Perhaps this image resonates with you. But let’s look at it in detail. What is the “ideal” user journey of using a toothbrush?
- You wake up in the morning, perform your morning routine (if you have one).
- You pick up your toothbrush then your toothpaste tube (or whichever comes first).
- You put the toothpaste on your toothbrush, head to the bathroom and begin brushing.
So it seems. But, many times the ideal user journey isn’t followed by users or something happens in between the steps in the journey. As designers, we need to ask ourselves “What happens in between?”
Staying on the toothbrush scenario, what happens or what could happen between putting the paste on the toothbrush and the actual brushing of teeth? Many times, something else grabs our attention — a knock on the door, a call or notification on our phone, or maybe you want to wash your face before brushing. These interruptions require you to drop your already prepared toothbrush — which brings with it the struggle of placing your toothbrush flat on its back. The problem with this is that it usually falls sideways, unable to balance, and this is quite frustrating. So, you try to solve this problem by resting it against something or you put the toothbrush handle in your mouth and hold it with your teeth, leaving your hands free. For those with the engineering gene, you probably figure out the point of equilibrium and finally get it to be steady, only to come back and see that it has fallen sideways with toothpaste sticking to your recently polished mahogany table.
Well, not all toothbrushes are designed like this, intentionally or not.

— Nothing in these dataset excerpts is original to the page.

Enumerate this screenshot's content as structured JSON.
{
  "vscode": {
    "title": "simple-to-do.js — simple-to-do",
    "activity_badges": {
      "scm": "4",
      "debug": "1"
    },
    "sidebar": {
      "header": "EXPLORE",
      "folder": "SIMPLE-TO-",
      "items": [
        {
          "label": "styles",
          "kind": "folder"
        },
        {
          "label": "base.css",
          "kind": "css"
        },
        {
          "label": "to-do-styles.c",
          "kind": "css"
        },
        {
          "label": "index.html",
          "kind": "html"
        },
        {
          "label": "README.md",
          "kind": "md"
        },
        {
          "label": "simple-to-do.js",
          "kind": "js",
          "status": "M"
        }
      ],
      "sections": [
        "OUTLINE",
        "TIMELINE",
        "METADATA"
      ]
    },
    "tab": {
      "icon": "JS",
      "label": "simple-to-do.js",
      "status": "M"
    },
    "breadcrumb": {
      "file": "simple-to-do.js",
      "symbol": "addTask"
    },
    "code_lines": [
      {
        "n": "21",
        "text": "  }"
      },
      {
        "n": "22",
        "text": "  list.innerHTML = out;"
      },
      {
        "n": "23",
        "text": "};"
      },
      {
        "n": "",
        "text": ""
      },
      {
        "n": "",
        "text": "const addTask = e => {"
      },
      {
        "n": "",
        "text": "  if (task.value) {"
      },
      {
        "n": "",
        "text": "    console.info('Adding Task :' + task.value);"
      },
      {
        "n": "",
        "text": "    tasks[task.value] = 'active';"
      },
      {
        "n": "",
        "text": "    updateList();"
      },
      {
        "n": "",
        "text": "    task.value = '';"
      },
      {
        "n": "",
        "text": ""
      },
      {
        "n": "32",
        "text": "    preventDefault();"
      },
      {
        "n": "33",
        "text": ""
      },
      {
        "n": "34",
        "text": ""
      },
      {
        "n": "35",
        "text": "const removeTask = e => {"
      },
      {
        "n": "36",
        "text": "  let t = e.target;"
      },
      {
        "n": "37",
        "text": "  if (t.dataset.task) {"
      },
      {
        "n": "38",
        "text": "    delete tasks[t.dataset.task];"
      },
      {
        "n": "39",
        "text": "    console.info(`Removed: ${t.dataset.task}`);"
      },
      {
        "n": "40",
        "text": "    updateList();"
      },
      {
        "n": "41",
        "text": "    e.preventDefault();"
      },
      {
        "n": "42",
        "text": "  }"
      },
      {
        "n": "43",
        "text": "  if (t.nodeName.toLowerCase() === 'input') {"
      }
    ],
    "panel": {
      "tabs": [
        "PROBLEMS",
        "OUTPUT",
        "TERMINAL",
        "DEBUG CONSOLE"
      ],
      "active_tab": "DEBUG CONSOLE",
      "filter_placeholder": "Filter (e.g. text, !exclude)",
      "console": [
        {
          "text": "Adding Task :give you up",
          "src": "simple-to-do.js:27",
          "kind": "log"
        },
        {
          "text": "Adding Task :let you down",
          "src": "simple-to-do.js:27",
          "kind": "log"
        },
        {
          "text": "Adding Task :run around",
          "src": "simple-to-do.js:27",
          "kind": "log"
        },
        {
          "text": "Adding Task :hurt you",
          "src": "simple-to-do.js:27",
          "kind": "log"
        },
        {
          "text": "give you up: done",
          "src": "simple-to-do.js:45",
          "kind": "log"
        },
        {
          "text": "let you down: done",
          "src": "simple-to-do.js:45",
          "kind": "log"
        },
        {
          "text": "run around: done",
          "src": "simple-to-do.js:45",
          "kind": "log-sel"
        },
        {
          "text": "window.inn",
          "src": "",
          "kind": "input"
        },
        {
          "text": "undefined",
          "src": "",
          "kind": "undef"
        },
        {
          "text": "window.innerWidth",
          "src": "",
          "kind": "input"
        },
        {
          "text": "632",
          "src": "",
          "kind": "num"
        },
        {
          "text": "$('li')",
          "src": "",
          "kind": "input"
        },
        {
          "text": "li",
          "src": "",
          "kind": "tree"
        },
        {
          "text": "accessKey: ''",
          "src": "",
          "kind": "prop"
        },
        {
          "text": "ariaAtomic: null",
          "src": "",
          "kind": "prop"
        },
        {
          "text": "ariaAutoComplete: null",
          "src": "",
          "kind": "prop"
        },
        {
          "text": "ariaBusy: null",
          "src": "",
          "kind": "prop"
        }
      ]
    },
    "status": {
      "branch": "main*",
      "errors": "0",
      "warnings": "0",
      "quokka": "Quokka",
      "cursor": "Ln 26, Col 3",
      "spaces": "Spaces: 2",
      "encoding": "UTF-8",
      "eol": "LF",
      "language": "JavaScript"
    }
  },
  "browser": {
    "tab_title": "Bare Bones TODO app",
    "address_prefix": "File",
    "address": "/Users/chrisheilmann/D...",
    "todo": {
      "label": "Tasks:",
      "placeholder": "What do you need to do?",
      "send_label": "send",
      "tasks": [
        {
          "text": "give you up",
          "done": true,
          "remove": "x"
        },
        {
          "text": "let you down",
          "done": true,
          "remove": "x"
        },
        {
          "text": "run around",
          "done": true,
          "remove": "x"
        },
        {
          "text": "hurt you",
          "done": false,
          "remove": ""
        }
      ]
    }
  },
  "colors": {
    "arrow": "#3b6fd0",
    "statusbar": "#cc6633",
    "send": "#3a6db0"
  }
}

Some are designed like this due to ergonomic and aesthetic concerns, but sadly, no UX concerns (although UX or no,t this should be common sense). Most times users just deal with it, suffering and smiling, not knowing the toothbrush is to be blamed. A more sturdier toothbrush that has a nice grip but can sit well should be designed.
So, what can we learn from this?
As you map out the steps in the user journey for your product, ask yourself what happens or could happen in between.
What happens between launching your Uber app and arriving at your destination? What happens between booking a ride and the arrival of the driver? How can the experience of waiting be improved (or waiting totally removed) or how do users pass time during this period? When reading an online article or an eBook on a pdf reader, many times users want to keep note of a quote or a phrase or share it on social media, how do you help your users at this stage, not by adding more steps but by eliminating the steps they would have taken? How can they share directly from the site without leaving the page and perhaps get sucked in their twitter feed thereby abandoning your site/app?
So, look at the series of steps users have to take in using your product to perform a job, pick out two consecutive points, ask yourselves —
- What happens (or what could happen) in between?
- How may I help?(not by adding more steps but by eliminating the steps your user would have taken).
Do not leave it to your users to figure it out.
Ensure you fill in these gaps or mend these holes, lest your users fall out through them.
Apart from asking what happens in between, also ask what happens before and what happens after. What happened before the user picked up your product — what were the series of actions that lead to this, what are the users’ motivations? What happens after the user drops your product?
Customers don’t want your product or what it does; they want help making their lives better. — Alan Klement
Understanding how your product fits into the life of your user is key to building a great product and improving the overall user experience, making it stand out among competition.
Solutions to problems deliver value beyond the moment of use.
Most of the answers to these questions will not be gotten by brainstorming with your team behind closed doors but rather by “getting out of the building” talking to users and observing them as they use your product.